Subscribe
About

The good and bad from Altron group

Paul Vecchiatto
By Paul Vecchiatto, ITWeb Cape Town correspondent
Cape Town, 05 Feb 2009

Mixed expectations out of electronics and communications group Altron, and its major listed-subsidiary Altech, indicate the volatility of the current business environment and the need to generate cash, analysts say.

Each of these companies issued trading updates today that indicate the schizophrenia of the overall electronics and IT markets during the current financial slowdown - where Altron and Altech are both heavily exposed.

Altron owns 62% of Altech and 100% of IT group Bytes Technologies and Powertech. Altech, in turn, owns a number of subsidiaries, including Autopage Cellular, Altech Netstar, Altech Isis and its East African operations.

The statement from Altron said basic earnings per share would tumble by between 18% and 30% for the full year that is due to end 28 February.

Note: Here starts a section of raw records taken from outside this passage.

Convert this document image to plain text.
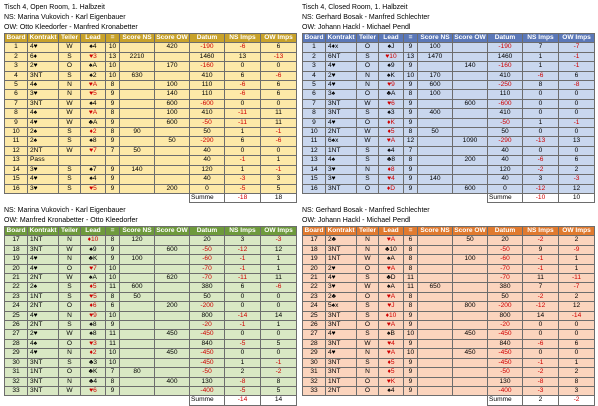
Tisch 4, Open Room, 1. Halbzeit
NS: Marina Vukovich - Karl Eigenbauer
OW: Otto Kleedorfer - Manfred Kronabetter
Board	Kontrakt	Teiler	Lead	=	Score NS	Score OW	Datum	NS Imps	OW Imps
1	4♥	W	♠4	10		420	-190	-6	6
2	6♦	S	♥3	13	2210		1460	13	-13
3	2♥	O	♠A	10		170	-160	0	0
4	3NT	S	♠2	10	630		410	6	-6
5	4♠	N	♥A	8		100	110	-6	6
6	3♥	N	♥5	9		140	110	-6	6
7	3NT	W	♠4	9		600	-600	0	0
8	4♠	W	♥A	8		100	410	-11	11
9	4♥	W	♣A	9		600	-50	-11	11
10	2♠	S	♦2	8	90		50	1	-1
11	2♠	S	♠8	9		50	-290	6	-6
12	2NT	W	♥7	7	50		40	0	0
13	Pass						40	-1	1
14	3♥	S	♠7	9	140		120	1	-1
15	4♥	S	♠4	9			40	-3	3
16	3♥	S	♥5	9		200	0	-5	5
							Summe	-18	18
Tisch 4, Closed Room, 1. Halbzeit
NS: Gerhard Bosak - Manfred Schlechter
OW: Johann Hackl - Michael Pendl
Board	Kontrakt	Teiler	Lead	=	Score NS	Score OW	Datum	NS Imps	OW Imps
1	4♦x	O	♠J	9	100		-190	7	-7
2	6NT	S	♥10	13	1470		1460	1	-1
3	4♥	O	♠9	9		140	-160	1	-1
4	2♥	N	♠K	10	170		410	-6	6
5	4♥	N	♥9	9	600		-250	8	-8
6	3♠	O	♣A	8	100		110	0	0
7	3NT	W	♥6	9		600	-600	0	0
8	3NT	S	♠3	9	400		410	0	0
9	4♥	O	♦K	9			-50	1	-1
10	2NT	W	♦5	8	50		50	0	0
11	6♠x	W	♥A	12		1090	-290	-13	13
12	1NT	S	♠4	7			40	0	0
13	4♠	S	♣8	8		200	40	-6	6
14	3♥	N	♦8	9			120	-2	2
15	3♥	S	♥4	9	140		40	3	-3
16	3NT	O	♦D	9		600	0	-12	12
							Summe	-10	10
NS: Marina Vukovich - Karl Eigenbauer
OW: Manfred Kronabetter - Otto Kleedorfer
Board	Kontrakt	Teiler	Lead	=	Score NS	Score OW	Datum	NS Imps	OW Imps
17	1NT	N	♦10	8	120		20	3	-3
18	3NT	W	♠9	9		600	-50	-12	12
19	4♥	N	♣K	9	100		-60	-1	1
20	4♥	O	♥7	10			-70	-1	1
21	2NT	W	♠A	10		620	-70	-11	11
22	2♠	S	♦5	11	600		380	6	-6
23	1NT	S	♥5	8	50		50	0	0
24	2NT	O	♦6	6		200	-200	0	0
25	4♥	N	♥9	10			800	-14	14
26	2NT	S	♠8	9			-20	-1	1
27	2♥	W	♠8	11		450	-450	0	0
28	4♠	O	♥3	11			840	-5	5
29	4♥	N	♦2	10		450	-450	0	0
30	3NT	S	♣3	10			-450	1	-1
31	1NT	O	♣K	7	80		-50	2	-2
32	3NT	N	♣4	8		400	130	-8	8
33	3NT	W	♥6	9			-400	-5	5
							Summe	-14	14
NS: Gerhard Bosak - Manfred Schlechter
OW: Johann Hackl - Michael Pendl
Board	Kontrakt	Teiler	Lead	=	Score NS	Score OW	Datum	NS Imps	OW Imps
17	2♣	N	♥A	6		50	20	-2	2
18	3NT	N	♣10	8			-50	9	-9
19	1NT	W	♠A	8		100	-60	-1	1
20	2♥	O	♥A	8			-70	-1	1
21	4♥	S	♣D	11			-70	11	-11
22	3♥	W	♠A	11	650		380	7	-7
23	2♣	O	♥A	8			50	-2	2
24	5♠x	S	♥J	8		800	-200	-12	12
25	3NT	S	♦10	9			800	14	-14
26	3NT	O	♥A	9			-20	0	0
27	4♥	S	♠B	10		450	-450	0	0
28	3NT	W	♥4	9			840	-6	6
29	4♥	N	♥A	10		450	-450	0	0
30	3NT	S	♦5	9			-450	-1	1
31	3NT	N	♦5	9			-50	-2	2
32	1NT	O	♥K	9			130	-8	8
33	2NT	O	♠4	9			-400	-3	3
							Summe	2	-2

Diluted adjusted headline earnings would drop by between 25% and 35% at the same time.

In the 2008 full year results, the group stated its headline earnings per share had surged 33%, to 375c, and diluted headline earnings per share had risen by the same amount, to 327c per share.

The second update was from Altech stating its adjusted headline earnings per share for the same period were expected to rise by between 10% and 19%. Last year, the group posted headline earnings per share of 511c, a rise of 23% over the 2006/7 financial year.

Johannesburg Stock Exchange investors hit Altron's share price hard, causing it to plummet more than 9%, to R21, but only gave Altech a slight boost raising it 1%, to R51, in morning trade.

While Altron says it and, in particular, its wholly-owned subsidiary Powertech, have been affected by the global market turmoil, Altech notes this has not been the case with its business.

“What we are seeing here is that Altech, which has a lot of annuity income type businesses, is less vulnerable in the current market, than those that depend on high-value contracts,” says Neil Stuart-Findlay, an analyst with Investec Asset Management.

Johannes Visser, an analyst with Regarding: Capital Management, says: “We will have to wait and see if Powertech is slowing growth down for Altron over the longer term or if it is a matter of underlying write-offs.”

Both analysts say Powertech, which operates mainly in infrastructure development, such as laying cables, has been a victim of slowing growth in the private sector and uncertain spending by government.

Powertech also has a high exposure to the falling copper price and that commodity has almost halved in value on the international markets, falling to around R31 000 per ton compared to about R52 000 a year ago.

The analysts also say Altron's Bytes Technology Group is just managing to keep its head above water with the slowdown in the corporate ICT market.

“I think Altron is trying to be conservative and reset expectations,” Stuart-Findlay says.

“Judging Altech is also quite difficult at the moment. It has a lot of cash on hand and it is highly acquisitive and so its future will be heavily dependent on those acquisitions,” Visser says.